An EF is categorized into a number of different individual footprints (i.e., Food, Mobility, Housing, and Goods and Services). The Footprints can also be divided into the various land types that are needed (i.e., forest, grazing area, fisheries, etc.). The common measurement unit of both Ecological Footprint and its counterpart, biocapacity, is global hectares. These hectares correspond to biologically productive hectares with world average productivity. Ecological Footprinting is most often used in educational or communication settings to help quantify ideas like “sustainable development.” The tool is also increasingly being applied in policy settings.

Ecological footprinting does not include water footprinting or any other form of water accounting; current assessments only capture freshwater impacts indirectly.

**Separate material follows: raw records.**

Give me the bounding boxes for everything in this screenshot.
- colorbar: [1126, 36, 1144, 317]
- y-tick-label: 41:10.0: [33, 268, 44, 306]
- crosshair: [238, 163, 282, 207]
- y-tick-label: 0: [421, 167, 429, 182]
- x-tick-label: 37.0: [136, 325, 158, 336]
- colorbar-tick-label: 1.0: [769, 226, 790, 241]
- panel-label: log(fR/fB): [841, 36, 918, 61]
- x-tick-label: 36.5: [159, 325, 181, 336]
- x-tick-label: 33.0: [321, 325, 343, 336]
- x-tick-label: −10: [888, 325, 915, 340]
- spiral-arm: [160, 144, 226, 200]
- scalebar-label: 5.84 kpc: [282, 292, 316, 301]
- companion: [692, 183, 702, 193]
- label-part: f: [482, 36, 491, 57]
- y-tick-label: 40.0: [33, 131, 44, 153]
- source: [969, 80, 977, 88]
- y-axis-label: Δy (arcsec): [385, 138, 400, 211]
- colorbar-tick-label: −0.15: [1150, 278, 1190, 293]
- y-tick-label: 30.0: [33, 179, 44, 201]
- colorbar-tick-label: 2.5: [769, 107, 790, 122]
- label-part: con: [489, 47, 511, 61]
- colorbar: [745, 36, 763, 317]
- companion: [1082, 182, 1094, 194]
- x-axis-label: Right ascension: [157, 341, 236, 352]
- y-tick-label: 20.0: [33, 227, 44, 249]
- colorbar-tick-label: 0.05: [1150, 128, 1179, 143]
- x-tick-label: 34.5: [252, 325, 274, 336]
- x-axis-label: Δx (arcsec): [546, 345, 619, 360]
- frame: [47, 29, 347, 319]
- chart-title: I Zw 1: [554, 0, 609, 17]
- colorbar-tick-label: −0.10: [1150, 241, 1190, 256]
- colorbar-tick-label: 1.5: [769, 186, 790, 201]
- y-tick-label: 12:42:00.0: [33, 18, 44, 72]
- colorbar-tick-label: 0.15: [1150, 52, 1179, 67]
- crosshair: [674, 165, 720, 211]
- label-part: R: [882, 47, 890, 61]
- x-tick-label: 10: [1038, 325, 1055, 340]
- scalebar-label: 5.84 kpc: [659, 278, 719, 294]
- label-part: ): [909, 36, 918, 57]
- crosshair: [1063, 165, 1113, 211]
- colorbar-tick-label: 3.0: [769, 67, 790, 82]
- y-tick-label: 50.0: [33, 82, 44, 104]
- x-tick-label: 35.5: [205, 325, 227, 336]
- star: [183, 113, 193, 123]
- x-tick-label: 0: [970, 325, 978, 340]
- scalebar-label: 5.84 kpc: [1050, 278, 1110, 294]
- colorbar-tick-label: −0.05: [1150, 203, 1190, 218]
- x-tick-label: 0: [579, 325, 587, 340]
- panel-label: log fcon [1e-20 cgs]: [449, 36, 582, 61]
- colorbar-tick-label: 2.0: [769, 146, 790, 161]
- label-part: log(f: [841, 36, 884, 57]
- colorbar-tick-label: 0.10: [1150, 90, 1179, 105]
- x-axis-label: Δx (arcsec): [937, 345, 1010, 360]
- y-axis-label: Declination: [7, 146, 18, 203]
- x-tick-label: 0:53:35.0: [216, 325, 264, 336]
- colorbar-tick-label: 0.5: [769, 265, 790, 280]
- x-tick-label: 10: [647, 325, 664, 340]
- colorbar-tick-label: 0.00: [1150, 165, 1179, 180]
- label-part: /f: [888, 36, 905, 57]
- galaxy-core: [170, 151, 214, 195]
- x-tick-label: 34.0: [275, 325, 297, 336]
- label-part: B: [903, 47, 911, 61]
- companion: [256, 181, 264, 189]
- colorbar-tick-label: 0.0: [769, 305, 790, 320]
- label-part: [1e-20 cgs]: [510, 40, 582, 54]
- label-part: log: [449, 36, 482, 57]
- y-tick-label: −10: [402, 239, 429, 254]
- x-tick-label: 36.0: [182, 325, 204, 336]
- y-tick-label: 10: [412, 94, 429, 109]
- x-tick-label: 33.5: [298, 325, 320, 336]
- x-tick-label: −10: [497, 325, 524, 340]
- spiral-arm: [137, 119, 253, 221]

While the carbon footprint is a direct subcomponent of the EF, despite the similarities in terminology, EF and water footprinting are not directly linked methodologically. The main reason is that each unit of water use has a distinct demand on biocapacity depending on the local context. Such calculations have not been possible due to the aforementioned data limitations.


Compatibility of sustainability accounting methodologies

Neither carbon accounting nor ecological footprinting assess water use or pollution. Similarly, water footprinting and other water accounting methods do not account for carbon or other sustainability issues such as energy use. However, as mentioned earlier, the links between these different sustainability issues in terms of impacts to watersheds, ecosystems, and communities, as well as in terms of business risks, are undeniable. Insofar as companies and products are concerned, LCA is the most well-established and well-suited system through which to assess different sustainability issues and their common and different impacts. Done properly, carbon accounting is streamlined as part of an LCA such that GHG emissions and their contribution to climate change can be integrated into broader product assessments. Because of this, LCA is well-positioned to allow carbon-related impacts to be compared with other types of environmental impacts (including those related to water use and pollution) incurred in a product’s life cycle.